Create a DiskANN vector index

LlamaIndex doesn't create the vector index — call create_index on the underlying collection with cosmosSearchOptions after writing your chunks. The cell is idempotent: re-running it skips creation if an index by the same name exists.

EMBEDDING_DIMS = 1536  # text-embedding-3-small

coll = mongodb_client[DB_NAME][COLLECTION_NAME]
existing = {idx["name"] for idx in coll.list_indexes()}

if VECTOR_INDEX_NAME not in existing:
    coll.create_index(
        [("embedding", "cosmosSearch")],
        name=VECTOR_INDEX_NAME,
        cosmosSearchOptions={
            "kind": "vector-diskann",
            "dimensions": EMBEDDING_DIMS,
            "similarity": "COS",
            "maxDegree": 32,
            "lBuild": 50,
        },
    )

For HNSW or IVF, change kind to vector-hnsw or vector-ivf and adjust the algorithm-specific options (for example, m and efConstruction for HNSW, numLists for IVF).

Query the index

Convert the index into a query engine and ask natural-language questions.
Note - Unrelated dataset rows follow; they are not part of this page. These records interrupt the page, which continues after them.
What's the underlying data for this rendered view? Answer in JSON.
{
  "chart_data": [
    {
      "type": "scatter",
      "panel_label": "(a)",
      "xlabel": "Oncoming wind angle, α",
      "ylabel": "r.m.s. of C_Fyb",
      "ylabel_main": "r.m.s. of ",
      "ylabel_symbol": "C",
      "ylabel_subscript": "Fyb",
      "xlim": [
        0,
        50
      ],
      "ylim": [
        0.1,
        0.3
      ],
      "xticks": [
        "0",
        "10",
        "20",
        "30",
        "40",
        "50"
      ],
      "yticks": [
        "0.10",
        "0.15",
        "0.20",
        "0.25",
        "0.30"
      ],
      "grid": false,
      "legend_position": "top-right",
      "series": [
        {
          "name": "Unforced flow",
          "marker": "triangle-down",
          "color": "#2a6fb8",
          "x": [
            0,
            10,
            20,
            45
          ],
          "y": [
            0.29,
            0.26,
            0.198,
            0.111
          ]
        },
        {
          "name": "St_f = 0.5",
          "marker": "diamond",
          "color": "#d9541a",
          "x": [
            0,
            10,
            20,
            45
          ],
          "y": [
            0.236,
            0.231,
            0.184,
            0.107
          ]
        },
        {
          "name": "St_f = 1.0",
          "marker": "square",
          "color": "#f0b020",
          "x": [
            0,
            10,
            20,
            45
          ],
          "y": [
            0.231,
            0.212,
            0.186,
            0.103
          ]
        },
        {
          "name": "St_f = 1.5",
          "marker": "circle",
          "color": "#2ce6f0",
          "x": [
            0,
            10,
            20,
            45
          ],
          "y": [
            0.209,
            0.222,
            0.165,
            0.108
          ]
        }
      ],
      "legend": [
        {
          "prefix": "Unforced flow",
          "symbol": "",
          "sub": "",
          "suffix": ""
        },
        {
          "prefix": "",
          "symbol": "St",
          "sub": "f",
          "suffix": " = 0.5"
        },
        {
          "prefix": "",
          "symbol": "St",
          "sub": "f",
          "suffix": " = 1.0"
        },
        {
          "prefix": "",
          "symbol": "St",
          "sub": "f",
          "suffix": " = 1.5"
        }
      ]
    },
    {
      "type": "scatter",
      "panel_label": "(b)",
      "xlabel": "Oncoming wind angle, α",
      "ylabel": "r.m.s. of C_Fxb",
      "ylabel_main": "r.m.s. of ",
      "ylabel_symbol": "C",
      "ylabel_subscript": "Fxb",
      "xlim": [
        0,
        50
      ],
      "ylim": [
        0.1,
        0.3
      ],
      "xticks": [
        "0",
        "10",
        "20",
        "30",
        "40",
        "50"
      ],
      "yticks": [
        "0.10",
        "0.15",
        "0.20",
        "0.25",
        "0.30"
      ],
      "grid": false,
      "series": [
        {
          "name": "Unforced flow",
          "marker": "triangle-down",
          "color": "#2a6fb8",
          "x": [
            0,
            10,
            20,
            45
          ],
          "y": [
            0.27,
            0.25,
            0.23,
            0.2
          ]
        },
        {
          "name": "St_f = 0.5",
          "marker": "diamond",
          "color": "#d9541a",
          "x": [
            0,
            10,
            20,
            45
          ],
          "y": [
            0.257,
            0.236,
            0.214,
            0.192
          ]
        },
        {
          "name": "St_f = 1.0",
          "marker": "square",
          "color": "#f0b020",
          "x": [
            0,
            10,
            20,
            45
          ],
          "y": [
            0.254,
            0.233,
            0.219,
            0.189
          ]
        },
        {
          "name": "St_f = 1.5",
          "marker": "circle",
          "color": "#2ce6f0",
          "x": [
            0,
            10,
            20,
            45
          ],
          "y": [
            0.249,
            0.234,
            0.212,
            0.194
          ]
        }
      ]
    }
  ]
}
The engine retrieves the top-k most similar chunks and grounds the LLM's answer in them.

import textwrap

query_engine = index.as_query_engine()

response = query_engine.query("Which vector index should I pick for production?")
print(textwrap.fill(str(response), 100))

To inspect the chunks the engine grounded its answer on, read response.source_nodes:

for src in response.source_nodes:
    print(f"- {src.metadata.get('title')} (score={src.score:.3f})")
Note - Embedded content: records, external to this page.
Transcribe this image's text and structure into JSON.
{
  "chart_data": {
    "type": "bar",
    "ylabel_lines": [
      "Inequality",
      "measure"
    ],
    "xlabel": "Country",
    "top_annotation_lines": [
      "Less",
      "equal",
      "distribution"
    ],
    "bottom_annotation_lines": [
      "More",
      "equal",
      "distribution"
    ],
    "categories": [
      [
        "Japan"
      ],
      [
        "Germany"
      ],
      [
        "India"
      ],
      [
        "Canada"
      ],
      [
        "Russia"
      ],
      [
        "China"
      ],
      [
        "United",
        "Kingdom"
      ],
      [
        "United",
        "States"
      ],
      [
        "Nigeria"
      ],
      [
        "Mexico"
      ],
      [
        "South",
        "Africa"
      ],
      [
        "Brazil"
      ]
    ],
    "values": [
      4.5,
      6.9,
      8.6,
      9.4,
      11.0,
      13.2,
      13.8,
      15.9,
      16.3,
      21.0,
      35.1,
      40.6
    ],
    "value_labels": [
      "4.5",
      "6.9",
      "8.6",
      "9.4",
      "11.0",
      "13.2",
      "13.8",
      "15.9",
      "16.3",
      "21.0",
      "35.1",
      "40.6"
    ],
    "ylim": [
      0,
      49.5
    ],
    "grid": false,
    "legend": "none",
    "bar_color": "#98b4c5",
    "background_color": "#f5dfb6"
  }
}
Filter retrieval by metadata

Use MetadataFilters to restrict retrieval to chunks whose metadata matches an exact value. The vector store translates the filter into a cosmosSearch.filter clause that runs inside the kNN stage.

from llama_index.core.vector_stores import ExactMatchFilter, MetadataFilters

filters = MetadataFilters(filters=[ExactMatchFilter(key="category", value="ops")])
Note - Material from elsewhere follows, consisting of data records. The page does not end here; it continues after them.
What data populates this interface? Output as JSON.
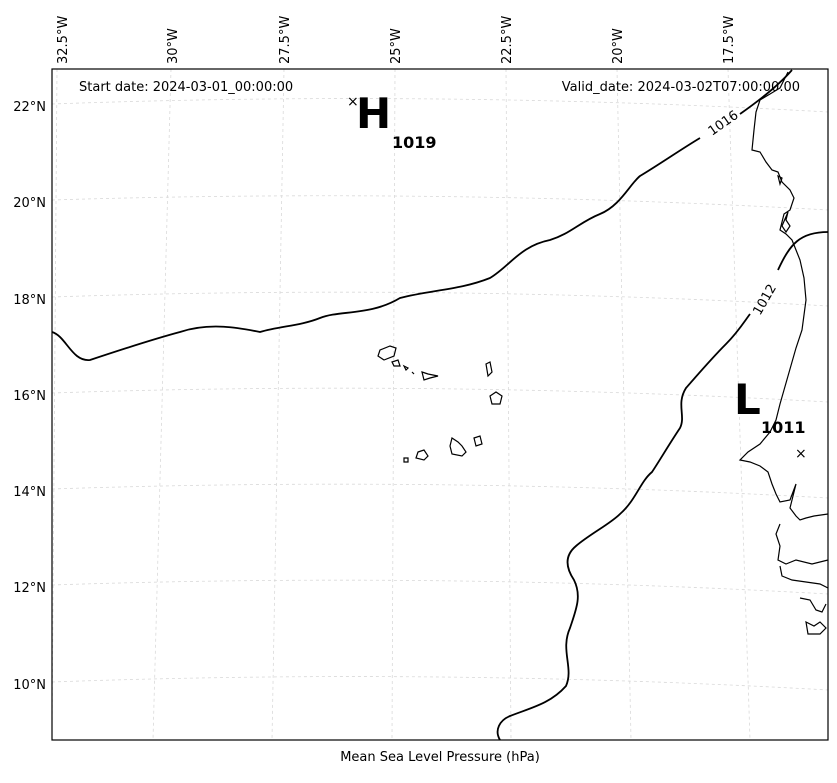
{
  "header": {
    "start_date": "Start date: 2024-03-01_00:00:00",
    "valid_date": "Valid_date: 2024-03-02T07:00:00.00"
  },
  "footer": {
    "caption": "Mean Sea Level Pressure (hPa)"
  },
  "longitude_labels": [
    "32.5°W",
    "30°W",
    "27.5°W",
    "25°W",
    "22.5°W",
    "20°W",
    "17.5°W"
  ],
  "latitude_labels": [
    "22°N",
    "20°N",
    "18°N",
    "16°N",
    "14°N",
    "12°N",
    "10°N"
  ],
  "pressure_systems": [
    {
      "letter": "H",
      "value": "1019"
    },
    {
      "letter": "L",
      "value": "1011"
    }
  ],
  "isobars": [
    {
      "label": "1016"
    },
    {
      "label": "1012"
    }
  ],
  "colors": {
    "isobar": "#000000",
    "coastline": "#000000",
    "grid": "#d3d3d3"
  }
}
filtered_engine = index.as_query_engine(similarity_top_k=2, filters=filters)
print(filtered_engine.query("How should I configure my Mongo client?"))

The same pattern works with other LlamaIndex query engines — RetrieverQueryEngine, SubQuestionQueryEngine, RouterQueryEngine, and agents — once the vector store is wired up.

View and manage data in Visual Studio Code

You can browse the persisted chunks, embeddings, and vector index without leaving your editor.

  1. Install the Azure DocumentDB extension for Visual Studio Code.

  2. Connect to your Azure DocumentDB cluster from the DocumentDB Connections view by using the same connection string you set as DOCUMENTDB_URI.

  3. Expand the llamaindex_db.documents collection to view chunks, run find queries, and inspect the DiskANN vector index.

    Screenshot of the Azure DocumentDB extension for Visual Studio Code showing a connected cluster with a database and collection of documents in the table view.